Aqui, no esforço de se transformar em merecedor do aplauso popular, todo aquele que detém, em pequena ou grande porção, os eflúvios do arbítrio, busca a notoriedade, usando o jornaleco do vilarejo ou os grandes matutinos da nação, sendo acolitado, não se sabe por qual razão, por gigantesco empresariado que lhe dá, gratuitamente, uma janela eletrônica a projetar, desvairadamente, pretensões que amedrontam o país inteiro, transformando o Ministério Público, se sucesso houver, em comunidade sem amarras, censuras ou limites externos, bastando-lhe o simples refluir da própria vontade.

O Brasil de hoje dá medo.
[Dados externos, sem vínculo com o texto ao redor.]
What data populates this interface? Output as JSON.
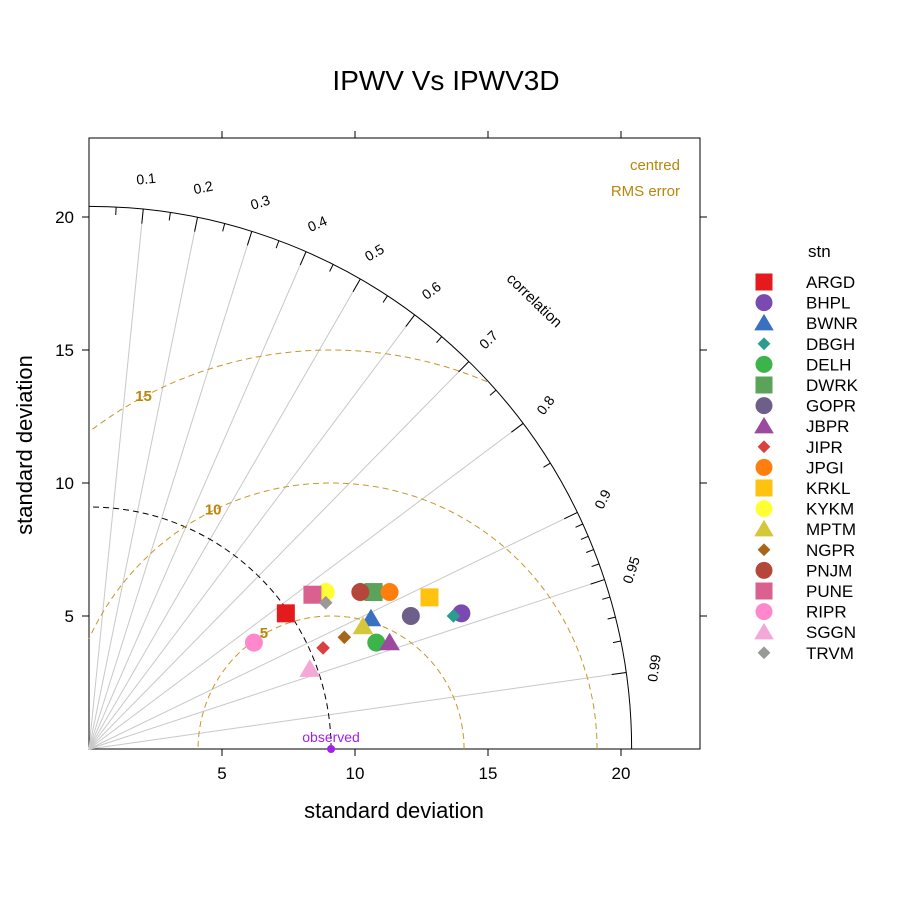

Não é uma pátria dentro da qual os amantes da liberdade possam respirar sem preocupação com sombras escuras nas esquinas. É medo do bandido, sim, mas é pavor daqueles que pretendem reprimir o ladrão. É receio das ilicitudes englobadas nas vestes do facínora e no distintivo do xerife. Os dois lados afiam a foice quando sangram, sem vergonha alguma, a letra da Constituição Federal, uns porque nasceram para isso, outros porque perderam a lembrança da legalidade.

Estonteante, dentro do contexto, é a consciência de que surgiram do passado muitos arautos da censura à liberdade, todos aplaudindo comportamentos legalmente duvidosos, desenvolvendo esforços, no entretempo, para o hipotético retorno da nação à imaculabilidade. Cuida-se de contágio verrinoso a enodoar o sangue que corre nas veias de magistrados menos prudentes e num pedaço muito grande dos encarregados da persecução, valendo-se o grupo ensandecido do velho princípio de que os fins justificam os meios. Isso não é novidade. Repita-se: já aconteceu e acontecerá. Vêem-se exemplos de tal costume entre os animais inferiores.

Com efeito, juntam-se as hienas para a derrubada de animais isolados; encarniçam-se os rapinantes enquanto vigiam o bicho que não consegue, pois enjaulado, sobreviver à matilha; a ordem vigente é a destruição do suspeito. E parece alvissareiro esse comportamento, merecendo, realce-se, a louvação de um ex-ministro da justiça, coonestador, no passado, dos primeiros movimentos de uma ditadura mais branda e hoje formando, segundo sofisticado raciocínio, ao lado de quem pretende maior carga de capacidade persecutória.

Na verdade, o hoje advogado Saulo Ramos pretende que o Supremo Tribunal Federal resolva razoavelmente o conflito entre a pretensão investigatória do Ministério Público e a reação daqueles que querem deixar a Instituição entre limites formais constitucionalmente delineados. Afirma esse antigo Ministro da Justiça que a Suprema Corte poderia dar a tais investigações efeitos “ex nunc” e não “ex tunc” (Folha de São Paulo, “Tendências e Debates”, 09 de julho de 2004). Acentua, ainda, que o povo não sabe o que isso significa, mas que o Supremo sabe. Quer dizer, o advogado Saulo Ramos, que o Supremo Tribunal Federal poderia manter a validez das investigações realizadas até o momento pelos representantes da Instituição, ligando-se tal reflexão às operações que tiveram, na imprensa brasileira, estrepitosos comentários. Saulo Ramos quer arbitrar uma disputa entre a ilegalidade aberta e a liberdade jurídica. Não há acordo entre os dois conceitos. Não existe a semi-ilicitude, como não se admite, também, dona de bordel fantasiada de duquesa. Ou é prostituta ou não é. Portanto, fica mal a sugestão aos Ministros no sentido de que fechem os olhos às atividades “formalmente irregulares”. A legalidade não é liquidação de mercearia, a ver quem leva mais pelo menor preço.

Aqui, o preço é caro, porque significa obstáculo anteposto a uma concentrada tentativa de convencer o povo de que é preciso fraudar a lei e a dogmática para atendimento às finalidades da repressão. Aliás, o Ministro Marco Aurélio e outros membros da Suprema Corte têm dado mostras de estarem dispostos a pagar o custo elevado da manutenção do princípio da legalidade. Nesse passo, menor valor tem a propaganda gratuita das pretensões da nobre Instituição. Uns e outros hão de ter o retorno devido, sempre à altura dos princípios constitucionais em vigor.

Vai o escrito a uns poucos leitores. É mais ou menos como tentar revidar à propaganda na “Globo”. O advogado Saulo Ramos escreve na “Folha”. Este cronista não consegue chegar lá. Desistiu. Davi não chega aos pés de Golias.